4 The Middle Tunic This area includes the choroid coat – this area has many blood vessels that help nourish surrounding areas. The ciliary body is the thickest part of the middle tunic. It forms a ring within the front of the eye. This also has muscles that hold the eye lens in place. To focus on objects that are close the lens becomes convex.

5 The iris is a thin diaphragm made of connective tissue and smooth muscle. It is the colored portion of the eye. It is between the lens and cornea. The pupil is a circular opening in the center of the iris. The size of the pupil constantly changes in response to light. A bright light constricts the pupil and little to no light dilates the pupil.

6 The Inner Tunic The inner tunic is made of the retina – the area that contains visual receptor cells. The retina is very complex – it 5 major groups of retinal neurons. The nerve fibers are photoreceptors, bipolar neurons, and ganglion cells. These nerve fibers provide a pathway for impulses of the photoreceptors to the optic nerve and brain.

7 In the central area of the retina is a yellowish spot called the macula lutea. There is also a depression in its center called the fovea centralis – this produces the sharpest vision.

8 Light Refraction When a person sees in object the rays of light enter the eye and the image of what is seen focuses on the retina. This is called refraction. When an image forms in the eye it is upside down and reversed from left to right. The cortex of the cerebrum takes the image and flips to the real position.
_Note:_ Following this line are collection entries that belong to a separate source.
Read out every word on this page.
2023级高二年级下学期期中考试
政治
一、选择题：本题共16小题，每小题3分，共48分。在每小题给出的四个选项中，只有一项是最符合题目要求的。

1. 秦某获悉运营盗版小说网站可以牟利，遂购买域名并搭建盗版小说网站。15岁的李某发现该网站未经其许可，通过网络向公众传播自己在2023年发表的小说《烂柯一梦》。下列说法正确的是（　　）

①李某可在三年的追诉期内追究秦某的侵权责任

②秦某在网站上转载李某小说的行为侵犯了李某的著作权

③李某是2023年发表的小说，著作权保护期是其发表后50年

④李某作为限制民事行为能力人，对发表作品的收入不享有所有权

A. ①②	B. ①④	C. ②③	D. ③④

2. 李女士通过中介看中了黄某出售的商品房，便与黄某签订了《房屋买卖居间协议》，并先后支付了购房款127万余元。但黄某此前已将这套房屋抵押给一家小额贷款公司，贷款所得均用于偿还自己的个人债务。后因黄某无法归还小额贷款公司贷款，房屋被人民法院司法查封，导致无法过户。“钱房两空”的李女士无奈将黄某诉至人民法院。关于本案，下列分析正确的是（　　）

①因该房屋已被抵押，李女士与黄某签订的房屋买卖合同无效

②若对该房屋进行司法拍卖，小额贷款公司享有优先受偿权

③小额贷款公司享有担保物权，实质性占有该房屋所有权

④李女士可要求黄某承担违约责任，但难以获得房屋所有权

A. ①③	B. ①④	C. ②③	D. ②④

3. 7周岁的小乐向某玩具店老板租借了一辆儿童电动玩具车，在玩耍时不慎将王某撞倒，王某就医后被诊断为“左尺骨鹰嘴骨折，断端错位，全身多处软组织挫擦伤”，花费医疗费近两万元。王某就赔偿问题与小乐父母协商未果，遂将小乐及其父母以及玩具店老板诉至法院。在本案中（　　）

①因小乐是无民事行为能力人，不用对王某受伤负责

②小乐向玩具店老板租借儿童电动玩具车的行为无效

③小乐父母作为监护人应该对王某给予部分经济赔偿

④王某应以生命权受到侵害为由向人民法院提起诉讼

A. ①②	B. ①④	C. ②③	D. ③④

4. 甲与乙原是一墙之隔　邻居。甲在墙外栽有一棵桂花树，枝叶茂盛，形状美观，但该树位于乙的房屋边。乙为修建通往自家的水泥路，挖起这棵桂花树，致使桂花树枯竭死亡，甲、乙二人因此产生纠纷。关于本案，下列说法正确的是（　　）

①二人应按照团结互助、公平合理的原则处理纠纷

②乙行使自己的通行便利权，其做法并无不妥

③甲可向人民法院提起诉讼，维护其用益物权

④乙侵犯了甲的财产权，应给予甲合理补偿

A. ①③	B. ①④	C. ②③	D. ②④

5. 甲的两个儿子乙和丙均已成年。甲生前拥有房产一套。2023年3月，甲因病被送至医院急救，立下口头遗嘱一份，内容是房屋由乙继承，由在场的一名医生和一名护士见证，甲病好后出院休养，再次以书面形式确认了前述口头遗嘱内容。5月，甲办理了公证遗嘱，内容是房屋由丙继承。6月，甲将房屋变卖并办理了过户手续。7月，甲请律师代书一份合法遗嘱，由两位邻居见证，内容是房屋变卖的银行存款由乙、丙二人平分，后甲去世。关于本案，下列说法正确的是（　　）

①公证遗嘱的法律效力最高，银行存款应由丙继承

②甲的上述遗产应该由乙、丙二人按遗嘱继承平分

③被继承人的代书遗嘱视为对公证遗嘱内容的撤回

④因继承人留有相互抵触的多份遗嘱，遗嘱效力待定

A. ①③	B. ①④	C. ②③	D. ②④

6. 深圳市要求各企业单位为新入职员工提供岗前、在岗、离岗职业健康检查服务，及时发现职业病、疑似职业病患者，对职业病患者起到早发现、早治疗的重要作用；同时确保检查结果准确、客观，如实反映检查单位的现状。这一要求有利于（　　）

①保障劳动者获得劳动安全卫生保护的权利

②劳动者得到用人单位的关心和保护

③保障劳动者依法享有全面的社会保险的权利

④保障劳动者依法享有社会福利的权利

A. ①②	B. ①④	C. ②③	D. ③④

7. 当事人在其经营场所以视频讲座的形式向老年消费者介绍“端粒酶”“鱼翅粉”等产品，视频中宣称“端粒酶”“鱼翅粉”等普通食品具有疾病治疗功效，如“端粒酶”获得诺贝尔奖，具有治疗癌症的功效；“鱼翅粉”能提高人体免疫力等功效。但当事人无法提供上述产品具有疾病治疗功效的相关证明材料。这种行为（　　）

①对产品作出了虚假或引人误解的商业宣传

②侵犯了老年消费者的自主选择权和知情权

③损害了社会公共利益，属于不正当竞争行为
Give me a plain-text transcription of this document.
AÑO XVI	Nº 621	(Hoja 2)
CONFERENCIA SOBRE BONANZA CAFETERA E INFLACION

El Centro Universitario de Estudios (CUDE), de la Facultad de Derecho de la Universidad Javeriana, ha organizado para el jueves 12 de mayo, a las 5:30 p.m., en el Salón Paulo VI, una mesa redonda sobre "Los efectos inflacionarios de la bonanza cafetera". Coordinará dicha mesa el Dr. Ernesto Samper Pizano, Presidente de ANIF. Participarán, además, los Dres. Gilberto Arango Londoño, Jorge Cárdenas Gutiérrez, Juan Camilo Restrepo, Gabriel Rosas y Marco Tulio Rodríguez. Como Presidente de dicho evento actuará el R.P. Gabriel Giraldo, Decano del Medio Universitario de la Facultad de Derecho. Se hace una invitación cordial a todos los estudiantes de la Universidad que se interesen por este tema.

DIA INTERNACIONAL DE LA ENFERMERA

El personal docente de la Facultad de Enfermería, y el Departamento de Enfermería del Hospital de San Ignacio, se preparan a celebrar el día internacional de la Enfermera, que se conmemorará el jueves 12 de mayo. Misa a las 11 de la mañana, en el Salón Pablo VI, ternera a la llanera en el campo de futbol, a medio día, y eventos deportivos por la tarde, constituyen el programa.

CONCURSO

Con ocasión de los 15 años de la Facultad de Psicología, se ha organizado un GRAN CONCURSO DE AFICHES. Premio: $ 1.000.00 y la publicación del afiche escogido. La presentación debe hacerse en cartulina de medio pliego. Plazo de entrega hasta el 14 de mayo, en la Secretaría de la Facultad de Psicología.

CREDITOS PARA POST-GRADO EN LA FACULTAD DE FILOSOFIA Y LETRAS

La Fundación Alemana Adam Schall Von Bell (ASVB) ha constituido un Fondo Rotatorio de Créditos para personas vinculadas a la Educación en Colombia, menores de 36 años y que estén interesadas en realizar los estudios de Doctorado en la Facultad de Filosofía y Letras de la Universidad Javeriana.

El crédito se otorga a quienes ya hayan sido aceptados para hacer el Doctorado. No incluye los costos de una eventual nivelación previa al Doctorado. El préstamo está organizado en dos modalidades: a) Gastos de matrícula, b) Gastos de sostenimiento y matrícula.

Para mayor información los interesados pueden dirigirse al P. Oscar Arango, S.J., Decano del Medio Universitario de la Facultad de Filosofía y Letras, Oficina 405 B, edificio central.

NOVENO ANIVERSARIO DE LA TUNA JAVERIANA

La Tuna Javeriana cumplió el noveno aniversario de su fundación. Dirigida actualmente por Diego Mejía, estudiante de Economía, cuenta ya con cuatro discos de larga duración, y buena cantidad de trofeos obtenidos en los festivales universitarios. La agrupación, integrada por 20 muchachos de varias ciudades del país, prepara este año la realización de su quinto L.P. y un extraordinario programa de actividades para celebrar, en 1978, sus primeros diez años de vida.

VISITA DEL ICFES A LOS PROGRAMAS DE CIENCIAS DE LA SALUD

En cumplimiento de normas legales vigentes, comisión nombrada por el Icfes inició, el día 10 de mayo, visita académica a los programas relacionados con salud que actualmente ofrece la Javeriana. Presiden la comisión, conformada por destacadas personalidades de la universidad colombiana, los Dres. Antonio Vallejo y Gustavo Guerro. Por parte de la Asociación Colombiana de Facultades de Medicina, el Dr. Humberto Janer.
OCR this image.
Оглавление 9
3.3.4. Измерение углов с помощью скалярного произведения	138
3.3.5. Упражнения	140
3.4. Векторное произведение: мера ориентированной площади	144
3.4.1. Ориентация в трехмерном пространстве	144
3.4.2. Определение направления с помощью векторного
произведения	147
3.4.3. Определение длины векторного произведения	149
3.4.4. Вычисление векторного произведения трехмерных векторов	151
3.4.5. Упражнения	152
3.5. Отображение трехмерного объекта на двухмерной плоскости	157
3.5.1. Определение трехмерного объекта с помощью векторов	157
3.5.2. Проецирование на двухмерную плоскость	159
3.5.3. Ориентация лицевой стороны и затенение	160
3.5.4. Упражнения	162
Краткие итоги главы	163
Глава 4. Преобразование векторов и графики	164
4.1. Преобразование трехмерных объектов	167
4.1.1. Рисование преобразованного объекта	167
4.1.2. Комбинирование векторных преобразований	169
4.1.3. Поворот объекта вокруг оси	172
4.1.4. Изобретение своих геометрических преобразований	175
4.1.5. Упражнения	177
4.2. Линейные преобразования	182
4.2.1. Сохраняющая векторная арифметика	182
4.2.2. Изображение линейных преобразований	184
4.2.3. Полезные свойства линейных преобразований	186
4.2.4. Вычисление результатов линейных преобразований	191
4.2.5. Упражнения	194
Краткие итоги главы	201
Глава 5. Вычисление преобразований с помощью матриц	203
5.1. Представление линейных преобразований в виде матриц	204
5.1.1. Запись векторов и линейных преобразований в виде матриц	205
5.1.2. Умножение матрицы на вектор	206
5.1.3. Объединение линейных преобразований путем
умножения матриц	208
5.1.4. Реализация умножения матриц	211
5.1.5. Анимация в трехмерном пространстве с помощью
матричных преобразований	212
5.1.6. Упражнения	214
9 Photoreceptors There are 2 types of photoreceptors in the eye – rods (with long, thin projections at their ends) and cones (have short, blunt projections). The retina has 100 million rods and 3 million cones. Visual receptors are stimulated only when light hits them.

10 Rods and cones function differently
Rods and cones function differently. Rods are more sensitive to light so they provide vision in dim light. Rods produce colorless vision, cones detect color. Cones provide sharp images and rods produce an outline of objects. The central part of the eye (called the fovea centralis) does not have rods but is very tightly packed with cones.

11 Stereoscopic Vision This is simultaneously perceiving distance, depth, height, and width of objects. This is possible because the pupils are 6-7 cm apart. If an object is less than 20 feet away the right eye sees a little more of one side of the object while the left side see a little more of the other object. This gives things a three dimensional images.

12 Life-Span Changes As a person ages they experience diminished senses.
Hearing – by 60 ¼ of the population experiences hearing loss. It may become more difficult to hear high pitches and the sounds like f, g, s, t, sh, th, z and ch. Vision may decline. Dry eyes are common. People may see floaters (moving specks) or flashes of light. Also it becomes harder to read small print up close. Glaucoma can develop, this is where fluid pressure in the eye increases and it may lead to blindness.